Огурцова аж на пол осела.
А Настырный давай ручку форточки дергать. Вверх-вниз. Дергал-дергал – никак. Потом вдохнул, выдохнул – и так дернул, что, когда она открылась, аж на пол упал, почти что на Огурцову.
И сразу на нас как дохнуло морозным воздухом, свежим, острым таким – ничего ж себе, думаю, как же тут душно-то было, а мы и не замечали!
И Огурцова как рванет к этой форточке. Настырного отпихнула, голову высунула, кричит – мама, мам, ма-ма, да обернись ты, что ли, да стой же!
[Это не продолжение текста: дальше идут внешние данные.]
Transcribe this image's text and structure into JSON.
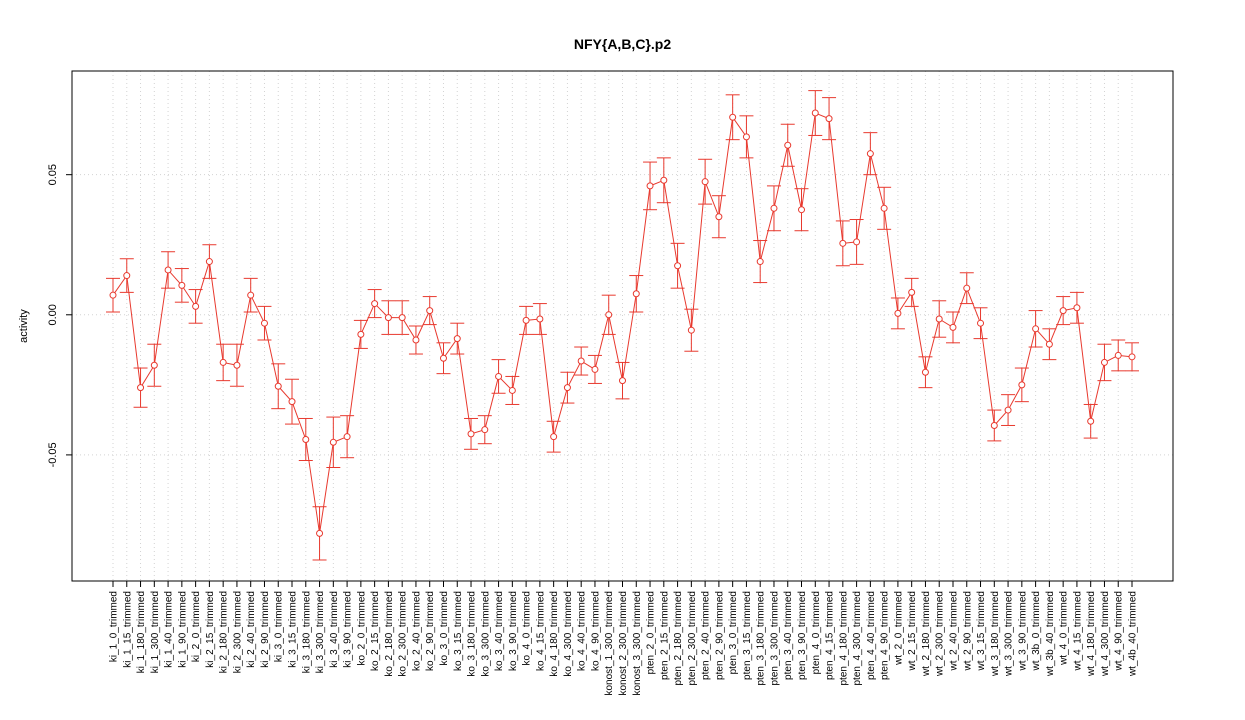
{
  "chart_data": {
    "type": "line",
    "title": "NFY{A,B,C}.p2",
    "xlabel": "",
    "ylabel": "activity",
    "ylim": [
      -0.095,
      0.087
    ],
    "yticks": [
      0.05,
      0.0,
      -0.05
    ],
    "ytick_labels": [
      "0.05",
      "0.00",
      "-0.05"
    ],
    "grid": true,
    "line_color": "#e8392e",
    "categories": [
      "ki_1_0_trimmed",
      "ki_1_15_trimmed",
      "ki_1_180_trimmed",
      "ki_1_300_trimmed",
      "ki_1_40_trimmed",
      "ki_1_90_trimmed",
      "ki_2_0_trimmed",
      "ki_2_15_trimmed",
      "ki_2_180_trimmed",
      "ki_2_300_trimmed",
      "ki_2_40_trimmed",
      "ki_2_90_trimmed",
      "ki_3_0_trimmed",
      "ki_3_15_trimmed",
      "ki_3_180_trimmed",
      "ki_3_300_trimmed",
      "ki_3_40_trimmed",
      "ki_3_90_trimmed",
      "ko_2_0_trimmed",
      "ko_2_15_trimmed",
      "ko_2_180_trimmed",
      "ko_2_300_trimmed",
      "ko_2_40_trimmed",
      "ko_2_90_trimmed",
      "ko_3_0_trimmed",
      "ko_3_15_trimmed",
      "ko_3_180_trimmed",
      "ko_3_300_trimmed",
      "ko_3_40_trimmed",
      "ko_3_90_trimmed",
      "ko_4_0_trimmed",
      "ko_4_15_trimmed",
      "ko_4_180_trimmed",
      "ko_4_300_trimmed",
      "ko_4_40_trimmed",
      "ko_4_90_trimmed",
      "konost_1_300_trimmed",
      "konost_2_300_trimmed",
      "konost_3_300_trimmed",
      "pten_2_0_trimmed",
      "pten_2_15_trimmed",
      "pten_2_180_trimmed",
      "pten_2_300_trimmed",
      "pten_2_40_trimmed",
      "pten_2_90_trimmed",
      "pten_3_0_trimmed",
      "pten_3_15_trimmed",
      "pten_3_180_trimmed",
      "pten_3_300_trimmed",
      "pten_3_40_trimmed",
      "pten_3_90_trimmed",
      "pten_4_0_trimmed",
      "pten_4_15_trimmed",
      "pten_4_180_trimmed",
      "pten_4_300_trimmed",
      "pten_4_40_trimmed",
      "pten_4_90_trimmed",
      "wt_2_0_trimmed",
      "wt_2_15_trimmed",
      "wt_2_180_trimmed",
      "wt_2_300_trimmed",
      "wt_2_40_trimmed",
      "wt_2_90_trimmed",
      "wt_3_15_trimmed",
      "wt_3_180_trimmed",
      "wt_3_300_trimmed",
      "wt_3_90_trimmed",
      "wt_3b_0_trimmed",
      "wt_3b_40_trimmed",
      "wt_4_0_trimmed",
      "wt_4_15_trimmed",
      "wt_4_180_trimmed",
      "wt_4_300_trimmed",
      "wt_4_90_trimmed",
      "wt_4b_40_trimmed"
    ],
    "values": [
      0.007,
      0.014,
      -0.026,
      -0.018,
      0.016,
      0.0105,
      0.003,
      0.019,
      -0.017,
      -0.018,
      0.007,
      -0.003,
      -0.0255,
      -0.031,
      -0.0445,
      -0.078,
      -0.0455,
      -0.0435,
      -0.007,
      0.004,
      -0.001,
      -0.001,
      -0.009,
      0.0015,
      -0.0155,
      -0.0085,
      -0.0425,
      -0.041,
      -0.022,
      -0.027,
      -0.002,
      -0.0015,
      -0.0435,
      -0.026,
      -0.0165,
      -0.0195,
      0.0,
      -0.0235,
      0.0075,
      0.046,
      0.048,
      0.0175,
      -0.0055,
      0.0475,
      0.035,
      0.0705,
      0.0635,
      0.019,
      0.038,
      0.0605,
      0.0375,
      0.072,
      0.07,
      0.0255,
      0.026,
      0.0575,
      0.038,
      0.0005,
      0.008,
      -0.0205,
      -0.0015,
      -0.0045,
      0.0095,
      -0.003,
      -0.0395,
      -0.034,
      -0.025,
      -0.005,
      -0.0105,
      0.0015,
      0.0025,
      -0.038,
      -0.017,
      -0.0145,
      -0.015
    ],
    "errors": [
      0.006,
      0.006,
      0.007,
      0.0075,
      0.0065,
      0.006,
      0.006,
      0.006,
      0.0065,
      0.0075,
      0.006,
      0.006,
      0.008,
      0.008,
      0.0075,
      0.0095,
      0.009,
      0.0075,
      0.005,
      0.005,
      0.006,
      0.006,
      0.005,
      0.005,
      0.0055,
      0.0055,
      0.0055,
      0.005,
      0.006,
      0.005,
      0.005,
      0.0055,
      0.0055,
      0.0055,
      0.005,
      0.005,
      0.007,
      0.0065,
      0.0065,
      0.0085,
      0.008,
      0.008,
      0.0075,
      0.008,
      0.0075,
      0.008,
      0.0075,
      0.0075,
      0.008,
      0.0075,
      0.0075,
      0.008,
      0.0075,
      0.008,
      0.008,
      0.0075,
      0.0075,
      0.0055,
      0.005,
      0.0055,
      0.0065,
      0.0055,
      0.0055,
      0.0055,
      0.0055,
      0.0055,
      0.006,
      0.0065,
      0.0055,
      0.005,
      0.0055,
      0.006,
      0.0065,
      0.0055,
      0.005
    ]
  }
}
Потом как начнет в форточку лезть.
И хоть сразу видно было, что не пролезет, узкая очень форточка, но мы с Настырным не сговариваясь к ней подскочили и давай ее оттаскивать. Я еще и говорю зачем-то какие-то глупости: Дарья, ну ты чего, холодно же, зима, простудишься. Как будто это самое страшное сейчас – простудиться. А она брыкается как не знаю кто, еще локтем мне заехала, больно.
В общем, стащили мы ее с подоконника на пол.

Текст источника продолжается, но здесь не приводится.